Does that mean your party does not have a presidential candidate?
We don’t have a presidential candidate but we may have presidential aspirants from among whom we are going to select a presidential candidate by a system to be adumbrated.
Your party will hold its national convention before the end of this month, what should Nigerians expect from the outcome of the convention? Is there a possibility of the presidential candidate of your party emerging?
No, we are going to announce our policy statement of how we will rule Nigeria when we come to power and after saying that, then, we will now give out a guideline for those who want to hold positions and then, we will select our candidates. It depends on the INEC time table, because we don’t want to preempt them, but now, we are reorganizing the leadership of the party. We are restructuring.
With happenings in your party,many people are anxious to know if Governor Babatunde Fashola will be given a second term ticket to be the party’s flag bearer in 2011?
You will ask first of all, has he applied? If he has not applied, I won’t be able to answer that question.

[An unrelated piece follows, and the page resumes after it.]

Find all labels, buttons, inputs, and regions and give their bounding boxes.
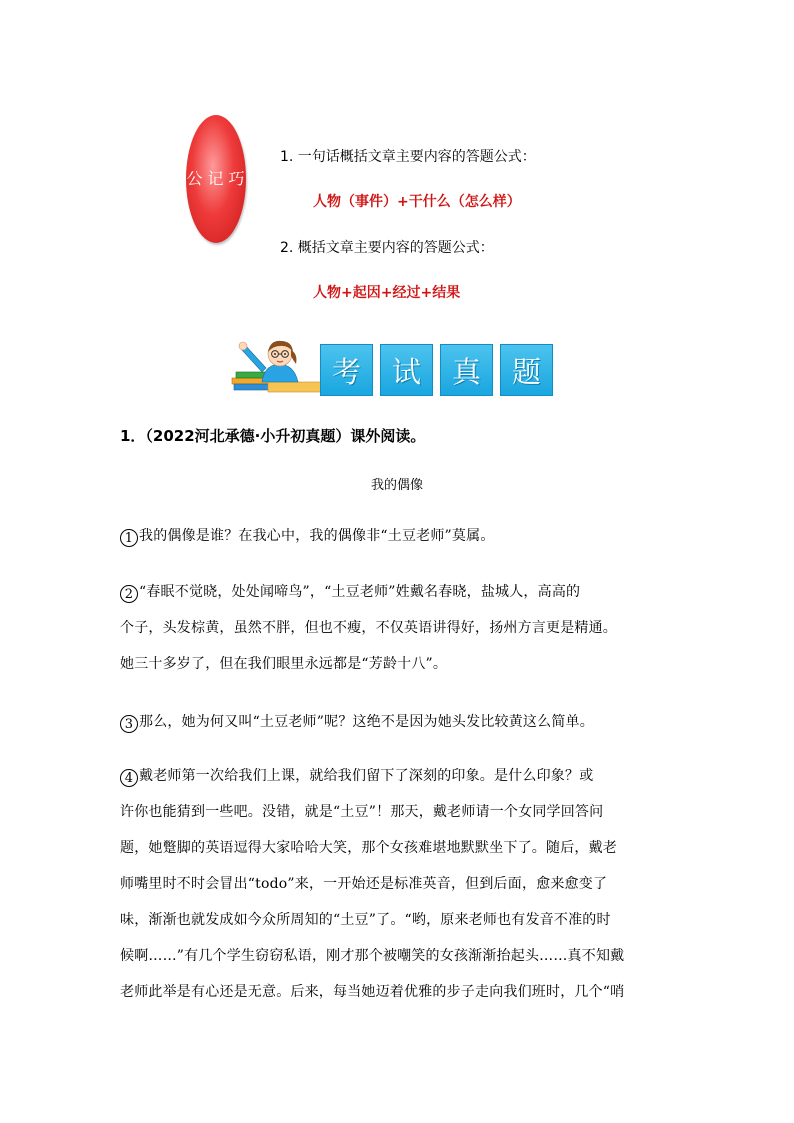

Does that mean, he needs to apply before he is given the ticket?
Oh yes, when the guideline is out, only those who apply would be considered.
The recent bomb blast has continued to generate controversy with some northern elders calling for the resignation of President Goodluck Jonathan on account of his comment on the event, what do you make of this?
The bomb blast of October 1, has become an implosion mechanism within PDP. It is their business the way they manage it, and that is the way I see it.
The bomb blast episode will destroy PDP as a political party in Nigeria. I don’t know anything that is right within the PDP, everything is wrong in the ruling party and that is why I said, the issue of bomb blast will scatter PDP and destroy its leadership.
The Obafemi Awolowo Institute of Government and Public Policy of which you are the chairman is organizing lecture series on how elections in Nigeria can be credible, what really informed this and what does the institute stand to achieve?
The Obafemi Awolowo Institute of Government and Public Policy is behaving true to its name, it has no business with scientific research, but it has a lot of business in research into government and public policy and topically, it is a lecture and we want to explain to Nigeria what makes an election credible.
We are promoting a debate on the integrity of election. Last week, we brought in those who know about election management; this week, we brought in the lawyers to treat cases about elections in court.
Prominent lawyers have given us their opinions. Subsequently, we will bring in the police and security agencies to come and say what they know about elections; we also tend to bring in intellectuals and the judiciary to tell us how elections can be credible in Nigeria.
When we gather all these opinion, we intend bringing in experts to review these opinions and thereafter come out with a communiqué which will be presented to INEC as our own contributions to assist Nigeria towards credible elections. That is the contribution of the institute to electoral integrity in Nigeria and that is what we are trying to do.
But from your own point of view, how do you think we can have credible elections in Nigeria?
We have taken a step. It is the duty of INEC to coordinate the police and all stakeholders to produce credible elections, the only duty I we have, is to assist INEC to think and that is what we have started.